Encouraging admin professionals to ask clearly and directly for what they need is a core strategy for success. In a previous column, I discussed how admins can become Askmasters. Some individuals are very comfortable asking others for what they want, but they’re not Askers. Instead, they’re Takers. Let me describe the difference.
An Asker is an individual who earns the right to ask for what he or she needs to be successful.
For example, Amy has attended a professional networking group for the past year to increase her visibility and advance her career.
She has shown up early for events and worked registration, spent time at meetings developing relationships with key stakeholders, including sending them articles of interest.
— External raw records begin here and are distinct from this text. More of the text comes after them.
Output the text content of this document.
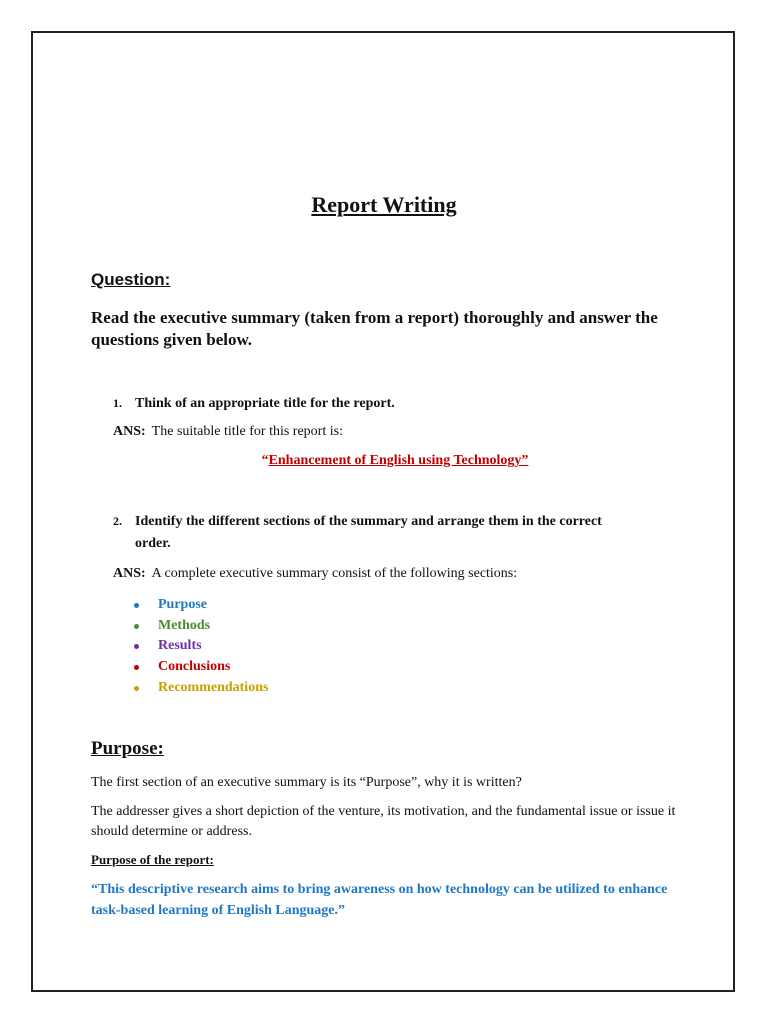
Report Writing
Question:
Read the executive summary (taken from a report) thoroughly and answer the questions given below.
1. Think of an appropriate title for the report.
ANS: The suitable title for this report is:
“Enhancement of English using Technology”
2. Identify the different sections of the summary and arrange them in the correct
order.
ANS: A complete executive summary consist of the following sections:
Purpose
Methods
Results
Conclusions
Recommendations
Purpose:
The first section of an executive summary is its “Purpose”, why it is written?
The addresser gives a short depiction of the venture, its motivation, and the fundamental issue or issue it should determine or address.
Purpose of the report:
“This descriptive research aims to bring awareness on how technology can be utilized to enhance task-based learning of English Language.”
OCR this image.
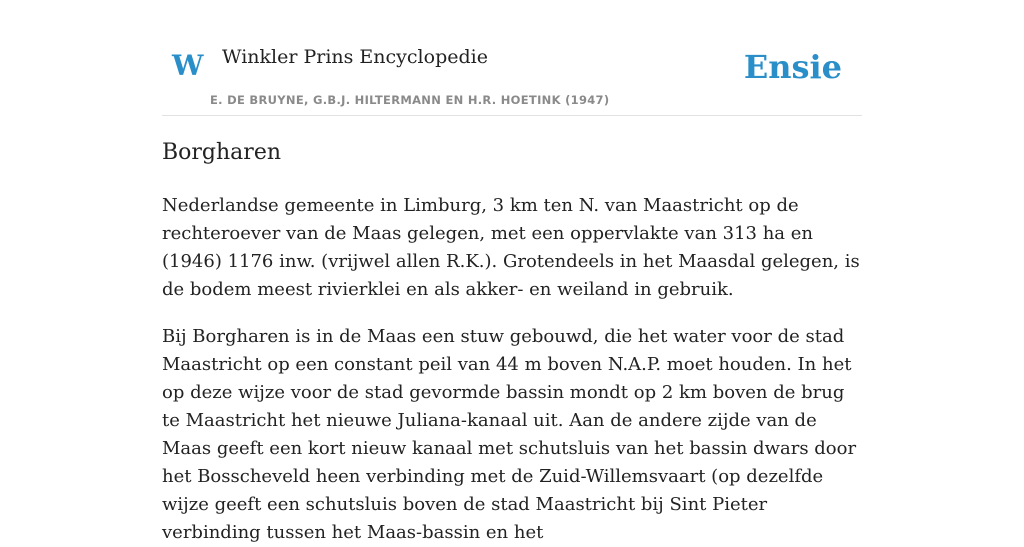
W Winkler Prins Encyclopedie
E. DE BRUYNE, G.B.J. HILTERMANN EN H.R. HOETINK (1947)
Ensie
Borgharen

Nederlandse gemeente in Limburg, 3 km ten N. van Maastricht op de rechteroever van de Maas gelegen, met een oppervlakte van 313 ha en (1946) 1176 inw. (vrijwel allen R.K.). Grotendeels in het Maasdal gelegen, is de bodem meest rivierklei en als akker- en weiland in gebruik.

Bij Borgharen is in de Maas een stuw gebouwd, die het water voor de stad Maastricht op een constant peil van 44 m boven N.A.P. moet houden. In het op deze wijze voor de stad gevormde bassin mondt op 2 km boven de brug te Maastricht het nieuwe Juliana-kanaal uit. Aan de andere zijde van de Maas geeft een kort nieuw kanaal met schutsluis van het bassin dwars door het Bosscheveld heen verbinding met de Zuid-Willemsvaart (op dezelfde wijze geeft een schutsluis boven de stad Maastricht bij Sint Pieter verbinding tussen het Maas-bassin en het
She hasn’t asked for anything in return, but heard through the grapevine her influential stakeholder’s company has a position opening up. Amy approaches her contact and asks if she would be willing to make a personal phone call introducing her to the department’s decision-maker.
A Taker, on the other hand, is someone who just expects others to give her what she wants simply because she asks. For example, Terri has been attending the same networking group for about five months, but she locates her like-minded friend, heads to the bar for a cocktail and compares office gossip. She barely makes it to the meetings, nor does she volunteer to help. When Terri gets wind of the position opening up, she walks right up to the stakeholder and says, “I hear there’s a position opening up in your company. Who do you know that might be able to get me an interview?”
An Asker is someone who has done her homework before making her request. When she asks for what she wants, she is prepared and backs up her request with data and facts.
A Taker just takes. She just expects to get what she wants.
An Asker walks away with respect from the individual she approached, and the Taker walks away thinking she won and leaving the giver with a bad taste in his mouth. Know the difference and be an Asker.